Kysaek only lit one of them outside, however, as smoking was absolutely forbidden in Research Complex One. Annoying for her as a smoker, even if she was not as addicted to it as some others. Nevertheless, she enjoyed the taste of tobacco all the more while the wind blew hard and she shivered a little in the darkness because of it. To distract herself from it, Kysaek tried to fixate on the near horizon - the magnificent skyline of Auranis.
An ascending and descending row of thin office towers that were clearly visible even on a night like this. Their architecture was invariably by the Talin, who used soft shapes and sublime construction. They were eggshell-white palaces in skyscraper form, coupled with the modern technology of the interstellar age.
That view helped Kysaek get over the cold as she reached the company’s heavily guarded entrance gate and here the wind did not pull as hard.
At the compound entrance there were many guards, heavy guns and various scanning systems.
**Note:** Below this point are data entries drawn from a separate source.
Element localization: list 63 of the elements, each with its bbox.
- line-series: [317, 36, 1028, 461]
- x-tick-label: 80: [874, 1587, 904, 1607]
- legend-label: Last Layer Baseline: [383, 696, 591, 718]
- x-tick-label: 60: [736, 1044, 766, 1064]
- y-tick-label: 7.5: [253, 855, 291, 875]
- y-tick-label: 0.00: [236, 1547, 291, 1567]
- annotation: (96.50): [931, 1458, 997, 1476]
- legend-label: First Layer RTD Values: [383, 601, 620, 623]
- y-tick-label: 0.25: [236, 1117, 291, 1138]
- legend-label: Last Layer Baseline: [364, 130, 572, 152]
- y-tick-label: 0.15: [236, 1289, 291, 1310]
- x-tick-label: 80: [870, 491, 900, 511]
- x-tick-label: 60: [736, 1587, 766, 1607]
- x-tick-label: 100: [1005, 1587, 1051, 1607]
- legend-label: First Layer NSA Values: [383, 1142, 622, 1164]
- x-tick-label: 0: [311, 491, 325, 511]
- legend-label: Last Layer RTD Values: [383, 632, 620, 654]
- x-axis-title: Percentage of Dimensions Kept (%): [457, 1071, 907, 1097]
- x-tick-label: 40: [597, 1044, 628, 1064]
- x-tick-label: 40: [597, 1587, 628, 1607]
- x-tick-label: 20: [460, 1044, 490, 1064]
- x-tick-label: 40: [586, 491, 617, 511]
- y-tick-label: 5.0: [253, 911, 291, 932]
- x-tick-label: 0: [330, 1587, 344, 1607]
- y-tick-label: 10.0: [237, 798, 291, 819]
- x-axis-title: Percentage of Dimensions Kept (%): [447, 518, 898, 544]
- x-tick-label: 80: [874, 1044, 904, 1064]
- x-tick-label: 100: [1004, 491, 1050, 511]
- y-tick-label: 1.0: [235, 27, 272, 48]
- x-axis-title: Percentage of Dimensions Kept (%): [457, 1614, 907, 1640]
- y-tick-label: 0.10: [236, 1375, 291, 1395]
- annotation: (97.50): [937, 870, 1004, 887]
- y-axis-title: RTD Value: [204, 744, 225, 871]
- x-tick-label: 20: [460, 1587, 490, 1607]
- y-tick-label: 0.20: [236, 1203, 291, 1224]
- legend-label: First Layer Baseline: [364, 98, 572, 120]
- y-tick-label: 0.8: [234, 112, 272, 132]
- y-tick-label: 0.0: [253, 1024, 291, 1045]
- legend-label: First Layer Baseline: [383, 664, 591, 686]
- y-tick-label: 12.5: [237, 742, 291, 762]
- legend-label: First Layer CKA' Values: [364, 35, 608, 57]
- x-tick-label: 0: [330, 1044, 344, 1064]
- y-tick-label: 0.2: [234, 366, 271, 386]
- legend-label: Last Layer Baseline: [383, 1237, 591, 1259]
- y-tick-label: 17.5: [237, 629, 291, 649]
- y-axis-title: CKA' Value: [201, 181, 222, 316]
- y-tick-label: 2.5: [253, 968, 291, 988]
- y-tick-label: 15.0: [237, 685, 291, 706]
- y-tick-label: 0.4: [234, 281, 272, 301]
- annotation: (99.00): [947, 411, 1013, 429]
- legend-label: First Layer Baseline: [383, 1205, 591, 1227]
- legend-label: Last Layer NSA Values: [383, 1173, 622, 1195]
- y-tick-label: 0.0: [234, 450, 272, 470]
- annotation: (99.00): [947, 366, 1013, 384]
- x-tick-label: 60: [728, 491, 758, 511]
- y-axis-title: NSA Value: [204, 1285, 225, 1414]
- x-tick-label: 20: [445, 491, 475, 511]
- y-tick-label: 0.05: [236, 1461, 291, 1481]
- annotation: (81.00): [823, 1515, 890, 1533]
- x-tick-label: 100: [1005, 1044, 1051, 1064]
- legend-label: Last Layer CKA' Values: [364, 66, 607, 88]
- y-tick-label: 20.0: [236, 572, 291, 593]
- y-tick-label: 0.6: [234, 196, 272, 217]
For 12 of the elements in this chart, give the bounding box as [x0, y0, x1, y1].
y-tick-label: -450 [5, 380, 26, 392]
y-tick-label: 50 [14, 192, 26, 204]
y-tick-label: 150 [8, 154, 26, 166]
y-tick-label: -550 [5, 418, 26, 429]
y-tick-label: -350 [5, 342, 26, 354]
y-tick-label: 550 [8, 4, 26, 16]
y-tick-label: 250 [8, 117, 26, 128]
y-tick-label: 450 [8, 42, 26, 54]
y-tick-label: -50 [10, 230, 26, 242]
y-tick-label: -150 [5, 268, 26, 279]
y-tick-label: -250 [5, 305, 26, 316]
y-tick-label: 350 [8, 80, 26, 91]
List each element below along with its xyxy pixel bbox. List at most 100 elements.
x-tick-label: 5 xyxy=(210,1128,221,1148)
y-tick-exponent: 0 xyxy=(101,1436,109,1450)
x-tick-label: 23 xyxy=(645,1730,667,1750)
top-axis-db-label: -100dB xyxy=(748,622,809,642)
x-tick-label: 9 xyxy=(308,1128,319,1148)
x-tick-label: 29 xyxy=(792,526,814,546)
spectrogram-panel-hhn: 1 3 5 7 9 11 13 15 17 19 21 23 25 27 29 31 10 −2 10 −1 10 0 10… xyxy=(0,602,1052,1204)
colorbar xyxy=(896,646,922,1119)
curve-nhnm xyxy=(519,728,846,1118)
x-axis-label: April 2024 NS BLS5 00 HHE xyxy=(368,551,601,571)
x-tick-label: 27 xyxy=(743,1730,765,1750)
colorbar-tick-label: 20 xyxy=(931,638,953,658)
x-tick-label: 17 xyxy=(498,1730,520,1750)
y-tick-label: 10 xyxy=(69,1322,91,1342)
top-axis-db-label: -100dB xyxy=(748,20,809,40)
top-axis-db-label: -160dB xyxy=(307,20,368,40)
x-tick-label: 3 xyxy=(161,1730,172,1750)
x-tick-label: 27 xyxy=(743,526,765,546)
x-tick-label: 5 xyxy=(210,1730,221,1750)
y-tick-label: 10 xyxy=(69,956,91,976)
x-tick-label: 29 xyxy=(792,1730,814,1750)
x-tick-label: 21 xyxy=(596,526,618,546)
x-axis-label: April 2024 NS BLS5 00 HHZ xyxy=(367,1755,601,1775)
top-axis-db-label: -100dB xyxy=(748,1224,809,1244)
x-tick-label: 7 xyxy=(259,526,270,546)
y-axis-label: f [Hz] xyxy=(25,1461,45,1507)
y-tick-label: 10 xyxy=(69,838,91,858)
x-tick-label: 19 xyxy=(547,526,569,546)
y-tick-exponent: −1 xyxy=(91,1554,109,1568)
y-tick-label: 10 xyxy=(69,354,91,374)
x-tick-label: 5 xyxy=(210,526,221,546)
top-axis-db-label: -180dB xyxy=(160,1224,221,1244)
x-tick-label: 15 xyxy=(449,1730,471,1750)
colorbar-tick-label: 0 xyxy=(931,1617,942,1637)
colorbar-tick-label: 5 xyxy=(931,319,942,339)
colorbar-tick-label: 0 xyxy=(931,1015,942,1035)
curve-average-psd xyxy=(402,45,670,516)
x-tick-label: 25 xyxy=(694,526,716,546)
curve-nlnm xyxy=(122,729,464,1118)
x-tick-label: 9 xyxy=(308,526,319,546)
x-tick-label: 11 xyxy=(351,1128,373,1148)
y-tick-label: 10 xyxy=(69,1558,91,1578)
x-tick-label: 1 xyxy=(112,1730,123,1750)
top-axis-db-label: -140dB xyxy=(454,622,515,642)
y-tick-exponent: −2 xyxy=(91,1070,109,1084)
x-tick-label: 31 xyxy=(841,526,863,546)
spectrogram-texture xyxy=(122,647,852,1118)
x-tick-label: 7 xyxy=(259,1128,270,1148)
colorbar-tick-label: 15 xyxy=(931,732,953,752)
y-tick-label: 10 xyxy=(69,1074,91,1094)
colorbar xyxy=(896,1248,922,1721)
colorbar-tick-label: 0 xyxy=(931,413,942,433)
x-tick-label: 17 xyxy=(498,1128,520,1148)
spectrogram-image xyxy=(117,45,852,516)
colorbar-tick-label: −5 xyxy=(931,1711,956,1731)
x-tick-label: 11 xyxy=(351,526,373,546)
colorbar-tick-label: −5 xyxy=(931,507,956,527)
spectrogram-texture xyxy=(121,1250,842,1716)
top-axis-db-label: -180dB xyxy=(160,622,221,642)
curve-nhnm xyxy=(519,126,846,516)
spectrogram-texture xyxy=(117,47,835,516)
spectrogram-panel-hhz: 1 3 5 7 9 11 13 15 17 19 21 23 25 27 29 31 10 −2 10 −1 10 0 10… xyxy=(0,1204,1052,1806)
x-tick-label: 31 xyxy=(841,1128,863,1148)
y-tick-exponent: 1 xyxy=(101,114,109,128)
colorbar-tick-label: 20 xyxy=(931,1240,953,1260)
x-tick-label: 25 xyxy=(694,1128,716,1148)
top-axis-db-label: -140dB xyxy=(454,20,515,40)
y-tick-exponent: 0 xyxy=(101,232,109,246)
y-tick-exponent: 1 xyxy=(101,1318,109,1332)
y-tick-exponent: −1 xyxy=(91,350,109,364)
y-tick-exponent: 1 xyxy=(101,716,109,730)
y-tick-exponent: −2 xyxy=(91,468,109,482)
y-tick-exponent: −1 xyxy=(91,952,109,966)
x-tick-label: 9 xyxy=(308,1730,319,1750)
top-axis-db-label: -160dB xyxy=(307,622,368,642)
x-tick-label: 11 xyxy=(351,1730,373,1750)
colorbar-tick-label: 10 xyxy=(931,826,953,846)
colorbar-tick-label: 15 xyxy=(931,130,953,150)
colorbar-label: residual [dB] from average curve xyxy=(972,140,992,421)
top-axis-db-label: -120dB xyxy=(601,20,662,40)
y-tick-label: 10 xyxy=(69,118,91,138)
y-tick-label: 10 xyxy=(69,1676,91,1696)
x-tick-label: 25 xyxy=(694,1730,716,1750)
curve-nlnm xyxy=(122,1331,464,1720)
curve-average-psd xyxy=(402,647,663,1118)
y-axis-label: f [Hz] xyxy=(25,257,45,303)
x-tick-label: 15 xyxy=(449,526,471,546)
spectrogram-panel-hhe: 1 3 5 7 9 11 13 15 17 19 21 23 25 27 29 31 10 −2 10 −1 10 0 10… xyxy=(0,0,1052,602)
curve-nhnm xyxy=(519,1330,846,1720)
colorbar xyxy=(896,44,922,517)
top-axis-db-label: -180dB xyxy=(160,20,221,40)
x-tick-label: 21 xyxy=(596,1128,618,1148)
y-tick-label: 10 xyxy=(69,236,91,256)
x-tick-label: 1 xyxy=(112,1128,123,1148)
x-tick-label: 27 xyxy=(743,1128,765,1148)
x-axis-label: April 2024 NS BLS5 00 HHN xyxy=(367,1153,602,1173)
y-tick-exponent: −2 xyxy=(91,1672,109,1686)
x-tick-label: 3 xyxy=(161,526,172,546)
Just the checks, whether she went out or in, took Kysaek almost fifteen minutes. Each time this led her to wonder why such a check was actually necessary. Especially after she was finally outside and she looked back at PGI’s three main towers, of which the central one was the tallest, this thought came to her: PGI - what exactly are they up to here? Apart from the huge production hall for spaceship parts, Kysaek did not know her way around the site. Everything else PGI guarded well, and every time she saw the enormous fortifications around the company headquarters, her curiosity grew and yet she wanted to heed Jim’s advice - shut up and make money. Besides, the nightlife of Auranis now awaited Kysaek and that was rapidly taking over her mind.